“It is up to every Christian to preach the gospel. Even with words.” Francis of Assisi would have said it, and I’ve been thinking about it constantly for the past few days.
Because rarely was there a group in the house with so much positive (‘evangelical!’) energy. They left this morning and I’m still bouncing in my chair. 25 young changemakers from Europe, the Middle East and Africa, each in their own way committed to promoting dialogue, empathy, intercultural understanding and a world with less conflict. Brought together by Changemakerexchange in ZeeVELD for peer to peer meetings and conversations. And the encouragement to explore the possibility of new partnerships and projects together, across all borders.
What moved me so much: how the participants were driven almost tangibly by the same motor or desire. Which immediately turned a group of ‘strangers’ into a group of relatives. But I thought it was just as special to see how everyone’s ear for the inner voice resulted in a tremendous, outward-looking decisiveness.
Optimism, joy, hope, zest for life, cooperation, wanting to improve the world, all those qualities that I always call to be the essential characteristic of a spiritual attitude, were present in abundance in this group. And that while the word spirituality was not used at all. Well, apart from the times I couldn’t help but bring it up…
The blueprint for the future of the foundation and ZeeVELD sees it as our mission to facilitate (inner) transition processes. Not because being able to travel with the spirit of the times, especially now, is so important, but because the possibility for continuous inner and outer change and renewal is what makes a person human.

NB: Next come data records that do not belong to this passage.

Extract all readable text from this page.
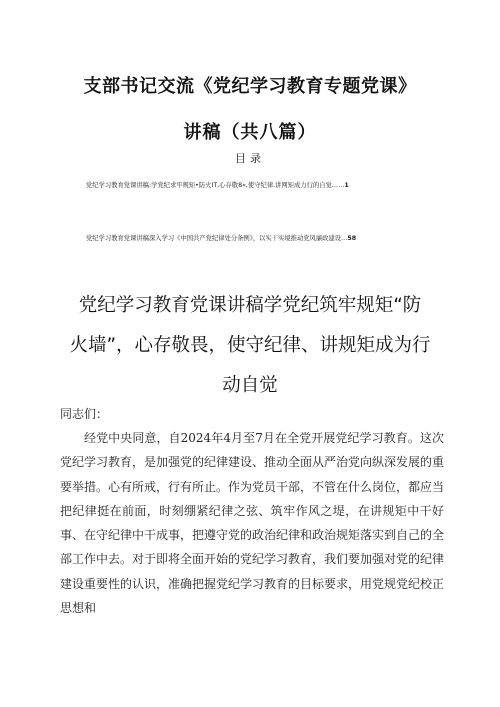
支部书记交流《党纪学习教育专题党课》
讲稿（共八篇）
目录
党纪学习教育党课讲稿:学党纪求牢规矩•防火IT,心存敬8«,使守纪律.讲网矩成力行的自觉……1
党纪学习教育党课讲稿深入学习《中国共产党纪律处分条例》，以实干实境推动党风廉政建设…58
党纪学习教育党课讲稿学党纪筑牢规矩“防
火墙”，心存敬畏，使守纪律、讲规矩成为行
动自觉
同志们：
经党中央同意，自2024年4月至7月在全党开展党纪学习教育。这次党纪学习教育，是加强党的纪律建设、推动全面从严治党向纵深发展的重要举措。心有所戒，行有所止。作为党员干部，不管在什么岗位，都应当把纪律挺在前面，时刻绷紧纪律之弦、筑牢作风之堤，在讲规矩中干好事、在守纪律中干成事，把遵守党的政治纪律和政治规矩落实到自己的全部工作中去。对于即将全面开始的党纪学习教育，我们要加强对党的纪律建设重要性的认识，准确把握党纪学习教育的目标要求，用党规党纪校正思想和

Are robots a threat? We will if we don’t unlearn how to behave like robots. As prisoners of our software and conditioning.
To be able to do the same thing very differently is not ‘a’ human possibility, it is another word for what it means to be human.

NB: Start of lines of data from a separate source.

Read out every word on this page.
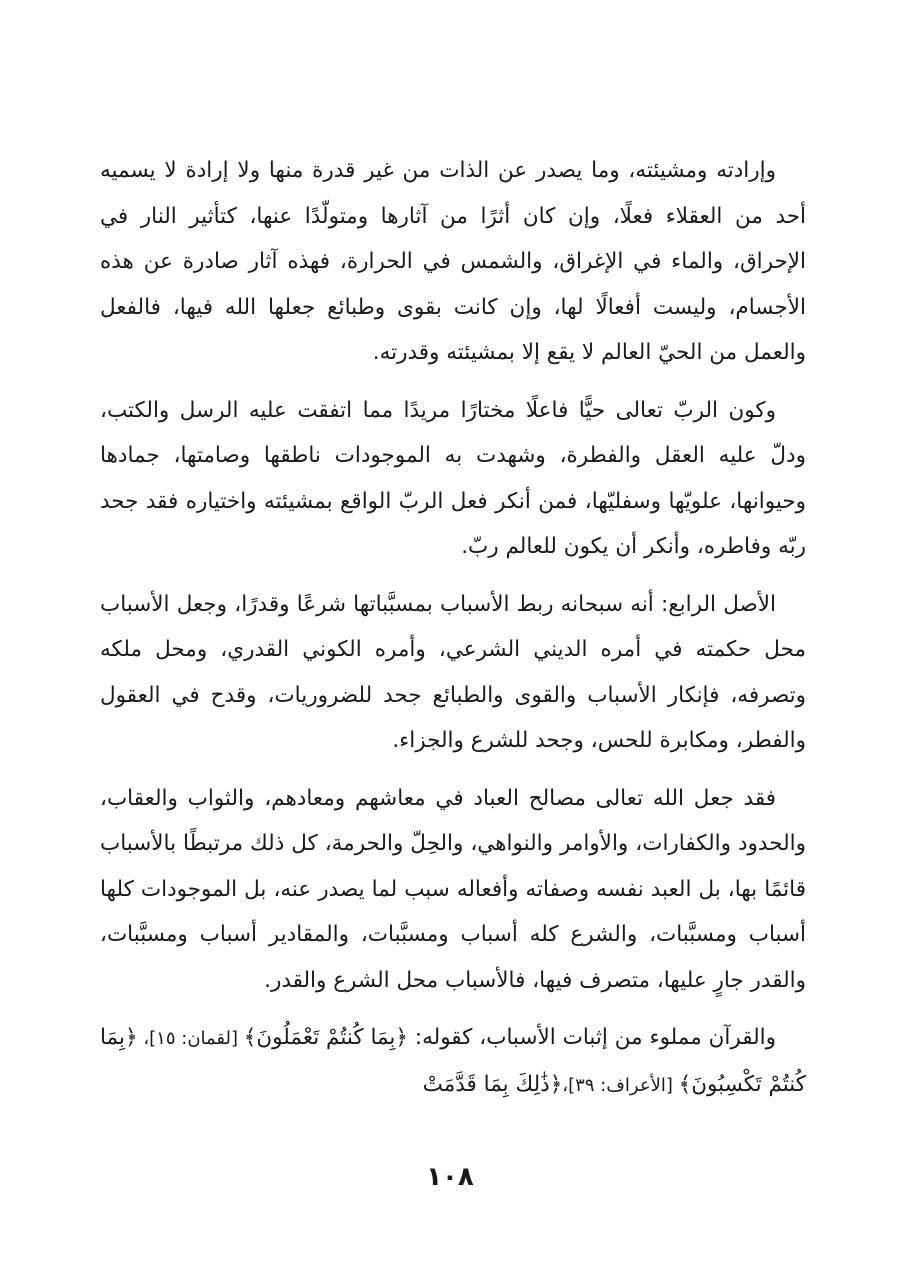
وإرادته ومشيئته، وما يصدر عن الذات من غير قدرة منها ولا إرادة لا يسميه أحد من العقلاء فعلًا، وإن كان أثرًا من آثارها ومتولّدًا عنها، كتأثير النار في الإحراق، والماء في الإغراق، والشمس في الحرارة، فهذه آثار صادرة عن هذه الأجسام، وليست أفعالًا لها، وإن كانت بقوى وطبائع جعلها الله فيها، فالفعل والعمل من الحيّ العالم لا يقع إلا بمشيئته وقدرته.

وكون الربّ تعالى حيًّا فاعلًا مختارًا مريدًا مما اتفقت عليه الرسل والكتب، ودلّ عليه العقل والفطرة، وشهدت به الموجودات ناطقها وصامتها، جمادها وحيوانها، علويّها وسفليّها، فمن أنكر فعل الربّ الواقع بمشيئته واختياره فقد جحد ربّه وفاطره، وأنكر أن يكون للعالم ربّ.

الأصل الرابع: أنه سبحانه ربط الأسباب بمسبَّباتها شرعًا وقدرًا، وجعل الأسباب محل حكمته في أمره الديني الشرعي، وأمره الكوني القدري، ومحل ملكه وتصرفه، فإنكار الأسباب والقوى والطبائع جحد للضروريات، وقدح في العقول والفطر، ومكابرة للحس، وجحد للشرع والجزاء.

فقد جعل الله تعالى مصالح العباد في معاشهم ومعادهم، والثواب والعقاب، والحدود والكفارات، والأوامر والنواهي، والحِلّ والحرمة، كل ذلك مرتبطًا بالأسباب قائمًا بها، بل العبد نفسه وصفاته وأفعاله سبب لما يصدر عنه، بل الموجودات كلها أسباب ومسبَّبات، والشرع كله أسباب ومسبَّبات، والمقادير أسباب ومسبَّبات، والقدر جارٍ عليها، متصرف فيها، فالأسباب محل الشرع والقدر.

والقرآن مملوء من إثبات الأسباب، كقوله: ﴿بِمَا كُنتُمْ تَعْمَلُونَ﴾ [لقمان: ١٥]، ﴿بِمَا كُنتُمْ تَكْسِبُونَ﴾ [الأعراف: ٣٩]،﴿ذَٰلِكَ بِمَا قَدَّمَتْ

١٠٨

What is the great threat of our time? Globalization? Inequality? Nationalism? The growing gap between rich and poor? Secure. That and more. But most of all it is fear. The fear of being overrun by developments. Can’t join. In an existential sense: to no longer exist. Not to be there anymore.
The interesting thing: that fear is completely justified. For the ‘I’ we think we are, endless thoughts with which we identify about good and evil, individuality and community, masculinity and femininity, alien and proper, property and power, life and death, rest on quicksand. Are simply not ‘true’ in an objective sense. And so will be taken from us.

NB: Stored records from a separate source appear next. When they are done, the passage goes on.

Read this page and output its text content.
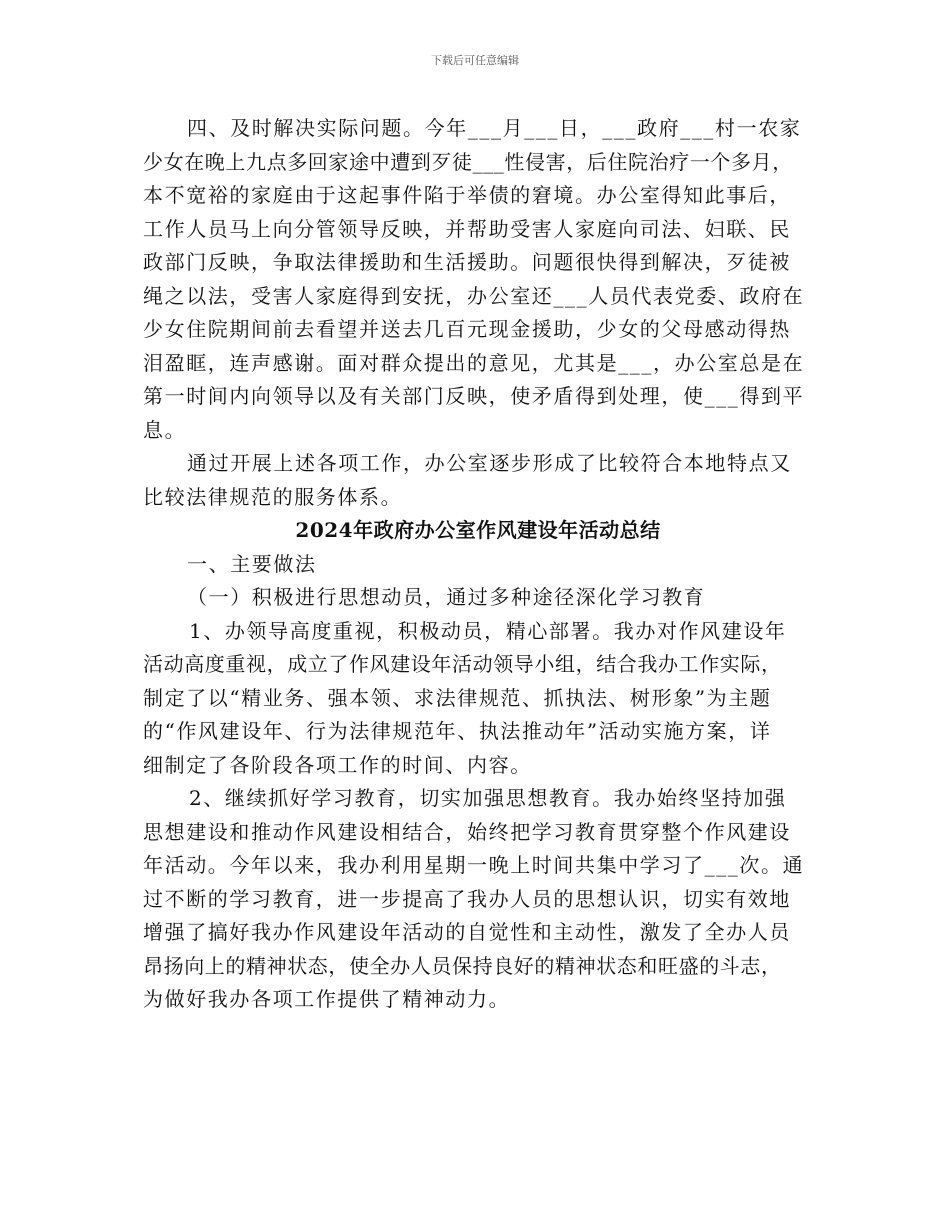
下载后可任意编辑
四、及时解决实际问题。今年___月___日，___政府___村一农家
少女在晚上九点多回家途中遭到歹徒___性侵害，后住院治疗一个多月，
本不宽裕的家庭由于这起事件陷于举债的窘境。办公室得知此事后，
工作人员马上向分管领导反映，并帮助受害人家庭向司法、妇联、民
政部门反映，争取法律援助和生活援助。问题很快得到解决，歹徒被
绳之以法，受害人家庭得到安抚，办公室还___人员代表党委、政府在
少女住院期间前去看望并送去几百元现金援助，少女的父母感动得热
泪盈眶，连声感谢。面对群众提出的意见，尤其是___，办公室总是在
第一时间内向领导以及有关部门反映，使矛盾得到处理，使___得到平
息。
通过开展上述各项工作，办公室逐步形成了比较符合本地特点又
比较法律规范的服务体系。
2024年政府办公室作风建设年活动总结
一、主要做法
（一）积极进行思想动员，通过多种途径深化学习教育
1、办领导高度重视，积极动员，精心部署。我办对作风建设年
活动高度重视，成立了作风建设年活动领导小组，结合我办工作实际，
制定了以“精业务、强本领、求法律规范、抓执法、树形象”为主题
的“作风建设年、行为法律规范年、执法推动年”活动实施方案，详
细制定了各阶段各项工作的时间、内容。
2、继续抓好学习教育，切实加强思想教育。我办始终坚持加强
思想建设和推动作风建设相结合，始终把学习教育贯穿整个作风建设
年活动。今年以来，我办利用星期一晚上时间共集中学习了___次。通
过不断的学习教育，进一步提高了我办人员的思想认识，切实有效地
增强了搞好我办作风建设年活动的自觉性和主动性，激发了全办人员
昂扬向上的精神状态，使全办人员保持良好的精神状态和旺盛的斗志，
为做好我办各项工作提供了精神动力。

Anyone who fears that man as we now think of himself will perish is right, for the simple reason that he has not been given that right to exist. It is not ‘designed’ that way. Our civilization isn’t going to survive because it isn’t civilization at all yet.
The man of the future knows the other. Everyone else. And behaves accordingly.
Thank you, dear guests of Changemakerexchange, for lifting the tip of the veil. In the distance I saw the new, unbreakable, human being.